Engineers from Cloudflare and Apple say they’ve developed a new way to prevent your internet service provider (ISP) from knowing which websites you visit.
As reported by TechCrunch, the engineers developed a protocol called ‘Oblivious DNS-over-HTTPS (ODoH) that uses a combination of encryption and proxies to prevent snooping on web history. To fully understand ODoH, however, you need to understand a few things about how the internet works.
In short, when you visit a website in your browser, it uses a Domain Name System (DNS) to turn the web address into a machine-readable IP address. Unfortunately, this process isn’t encrypted, which means when you load a page, the DNS query can be intercepted and read. Worse, it means the DNS your computer queries will know which sites you visit. Since many people don’t change their DNS, they’re likely using their ISP’s DNS, thus sharing their internet history with that ISP.
A while back, U.S. ISPs kicked up a bit of a stink over Google’s plan to add a technology called DNS-over-HTTPS (DoH) to Chrome. DoH encrypts DNS queries, which can prevent attackers from intercepting them and redirecting unaware users to malicious websites instead. While DoH is a benefit to internet users and privacy, it doesn’t prevent DNS resolvers from seeing which sites you visit.

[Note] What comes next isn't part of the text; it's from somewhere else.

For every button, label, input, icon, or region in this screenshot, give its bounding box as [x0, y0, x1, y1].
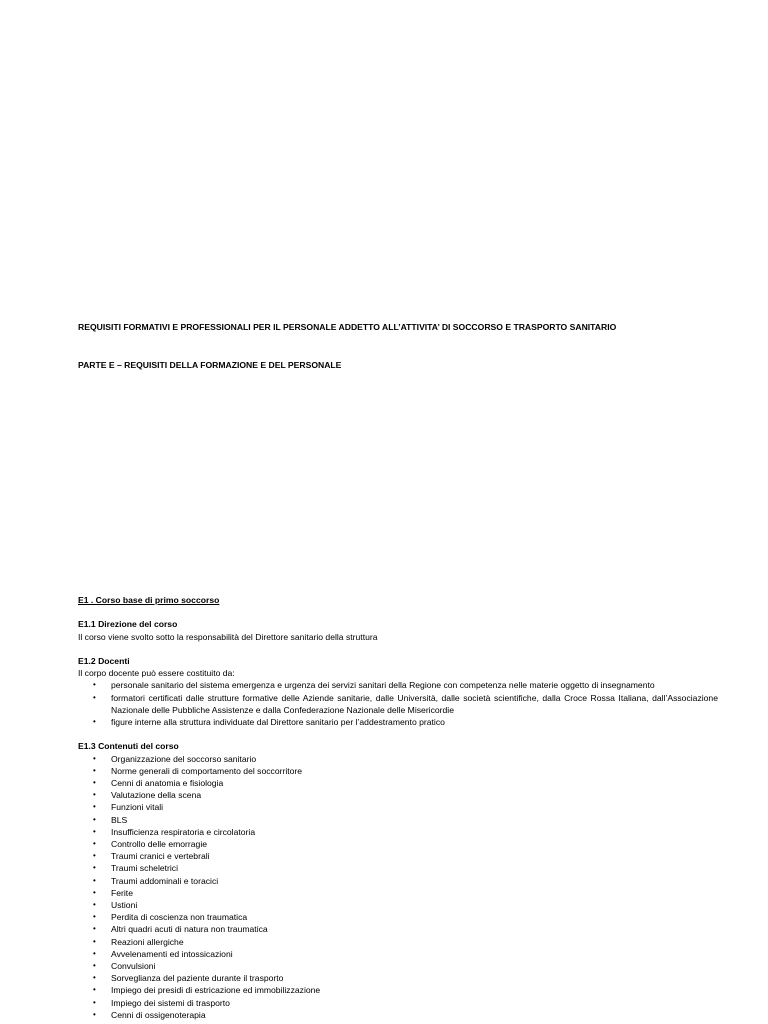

ODoH uses proxies servers to separate the user from the query
ODoH hopes to solve that last issue by encrypting DNS queries and then passing them through a proxy server. Thanks to the encryption, the proxy can’t see what’s in the query, plus the proxy prevents the DNS resolver from seeing who sent the query in the first place.
Cloudflare’s head of research, Nick Sullivan, told TechCrunch that ODoH page loading times are “practically indistinguishable” from DoH and shouldn’t significantly impact browsing speed.

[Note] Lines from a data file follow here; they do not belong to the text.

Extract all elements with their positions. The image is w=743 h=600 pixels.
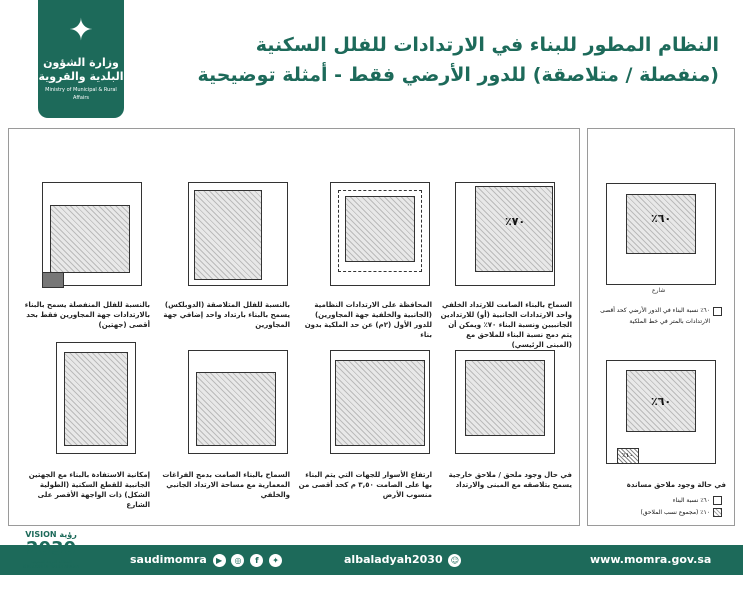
building-after-1 xyxy=(475,186,553,272)
building-after-3 xyxy=(194,190,262,280)
website-link[interactable]: www.momra.gov.sa xyxy=(590,553,712,566)
building-after-4 xyxy=(50,205,130,273)
caption-4: بالنسبة للفلل المنفصلة يسمح بالبناء بالارتدادات جهة المجاورين فقط بحد أقصى (جهتين) xyxy=(24,301,150,329)
setback-line-2 xyxy=(338,190,422,272)
pct-10: ١٠٪ xyxy=(622,452,633,459)
pct-60-1: ٦٠٪ xyxy=(651,212,672,225)
vision-kingdom: المملكة العربية السعودية KINGDOM OF SAUDI ARABIA xyxy=(22,559,80,569)
building-after-7 xyxy=(196,372,276,446)
legend-10: ١٠٪ (مجموع نسب الملاحق) xyxy=(640,509,710,516)
title-line-2: (منفصلة / متلاصقة) للدور الأرضي فقط - أمثلة توضيحية xyxy=(197,64,719,86)
facebook-icon[interactable]: f xyxy=(250,554,263,567)
building-after-5 xyxy=(465,360,545,436)
vision-2030-logo xyxy=(22,530,80,592)
vision-year: 2030 xyxy=(25,538,77,559)
caption-6: ارتفاع الأسوار للجهات التي يتم البناء بها على الصامت ٣,٥٠ م كحد أقصى من منسوب الأرض xyxy=(298,471,432,499)
palm-swords-emblem-icon: ✦ xyxy=(68,13,94,48)
legend-60: ٦٠٪ نسبة البناء xyxy=(672,497,710,504)
caption-7: السماح بالبناء الصامت بدمج الفراغات المعمارية مع مساحة الارتداد الجانبي والخلفي xyxy=(162,471,290,499)
street-label: شارع xyxy=(652,287,666,294)
twitter-icon[interactable]: ✦ xyxy=(269,554,282,567)
current-caption-1: ٦٠٪ نسبة البناء في الدور الأرضي كحد أقصى xyxy=(600,307,710,314)
page-title xyxy=(159,30,719,90)
snapchat-icon[interactable]: ☺ xyxy=(448,554,461,567)
legend-box-60b xyxy=(713,496,722,505)
header xyxy=(0,0,743,120)
current-caption-1b: الارتدادات بالمتر في خط الملكية xyxy=(629,318,710,325)
social-handle-2[interactable]: albaladyah2030 ☺ xyxy=(344,551,461,569)
caption-5: في حال وجود ملحق / ملاحق خارجية يسمح بتلاصقه مع المبنى والارتداد xyxy=(448,471,572,489)
ministry-name: وزارة الشؤون البلدية والقروية xyxy=(38,56,124,83)
pct-70: ٧٠٪ xyxy=(505,215,526,228)
ministry-name-en: Ministry of Municipal & Rural Affairs xyxy=(45,87,117,101)
legend-box-10 xyxy=(713,508,722,517)
building-after-8 xyxy=(64,352,128,446)
ministry-logo xyxy=(38,0,124,118)
current-caption-2: في حالة وجود ملاحق مساندة xyxy=(626,481,726,489)
legend-box-60 xyxy=(713,307,722,316)
title-line-1: النظام المطور للبناء في الارتدادات للفلل السكنية xyxy=(255,34,719,56)
vision-label: VISION رؤية xyxy=(25,530,77,539)
youtube-icon[interactable]: ▶ xyxy=(213,554,226,567)
annex-after-4 xyxy=(42,272,64,288)
building-after-6 xyxy=(335,360,425,446)
caption-8: إمكانية الاستفادة بالبناء مع الجهتين الجانبية للقطع السكنية (الطولية الشكل) ذات الواجهة الأقصر على الشارع xyxy=(28,471,150,509)
caption-3: بالنسبة للفلل المتلاصقة (الدوبلكس) يسمح بالبناء بارتداد واحد إضافي جهة المجاورين xyxy=(163,301,290,329)
instagram-icon[interactable]: ◎ xyxy=(231,554,244,567)
caption-2: المحافظة على الارتدادات النظامية (الجانبية والخلفية جهة المجاورين) للدور الأول (٢م) عن حد الملكية بدون بناء xyxy=(304,301,432,339)
social-handle-1[interactable]: saudimomra ▶ ◎ f ✦ xyxy=(130,551,282,569)
caption-1: السماح بالبناء الصامت للارتداد الخلفي واحد الارتدادات الجانبية (أو) للارتدادين الجانبيين ونسبة البناء ٧٠٪ ويمكن أن يتم دمج نسبة البناء للملاحق مع (المبنى الرئيسي) xyxy=(440,301,572,349)
pct-60-2: ٦٠٪ xyxy=(651,395,672,408)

While ODoH is a step in the right direction for improving online privacy, it isn’t perfect. One issue is that ODoH needs separate proxy and DNS resolvers — in other words, controlled by separate entities. If a company controls both the DNS resolver and proxy, it isn’t difficult for it to piece together the decrypted DNS query with who sent the query in the first place.
Sullivan told TechCrunch that a few partner organizations already run proxies and that early adopters can try out ODoH through Cloudflare’s 18.104.22.168 DNS resolver. However, it could take some time before ODoH is baked into browsers and operating systems, which depends on when the Internet Engineering Task Force certifies ODoH as a standard.